Today’s GDP data brought some ‘good’ news for the beleaguered residents of the UK: the economy managed to grow by 0.6% between April and June of this year. That was the strongest pace of growth since the third quarter of 2012, which in turn was driven by odd factors like the extra Bank Holiday and the statistical treatment of Olympic ticket sales. Abstracting from these funnies, the last time growth was stronger was three years ago, at the time of the 2010 election.
It is somewhat depressing that these data will probably be hailed as ‘good’ by so many people. Yes, it is nice that the economy is growing, and especially so given that all major sectors contributed to growth. But let’s please have a little context.
First, 0.6% growth is not strong – it is normal. That is basically the average pace that the UK has grown at for at least the past 160 years. To describe it as ‘strong’ only indicates the scale of the disaster we’ve seen over the past three years.

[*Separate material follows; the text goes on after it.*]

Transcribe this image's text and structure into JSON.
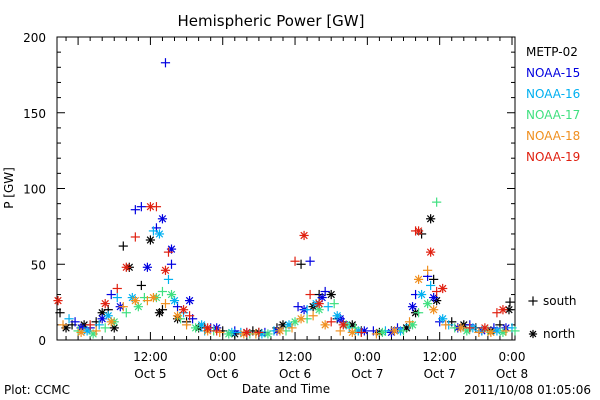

Second, even after today’s figures, we still have a long way to go. The economy is still more than 3% smaller than it was at the start of 2008, and around 15% below its pre-crisis trend. The financial crisis, and subsequently austerity, have left lasting scars on national income and we are all worse off as a result and probably will be forever. In particular, compared with official forecasts from 2010, recent research from the University of California suggests that around 60% of the UK’s recent malaise is due to austerity, not the euro crisis or other factors. Mr Osborne, take a bow. Despite that, the Chancellor is relishing the prospect of even more spending cuts after the election.
The right interpretation for today’s data is cautious optimism at best. Unlike past spurts of growth, which have felt all too shaky, there is a growing sense that the UK may avoid lurching backwards this time around. The US is currently going through a soft patch associated with fiscal austerity – but that should ease by the end of this year, and private sector growth there looks increasingly robust. There has even been some better news from Europe recently, suggesting the economy there might just turn the corner before the end of the year. But downside risks clearly remain – in particular, the recent fall in households’ saving looks a bit troubling. We are not out of the woods yet.
The economy may finally now be genuinely mending. But policymakers should still be ashamed of their performance over the past three years. We should not easily forgive or forget that.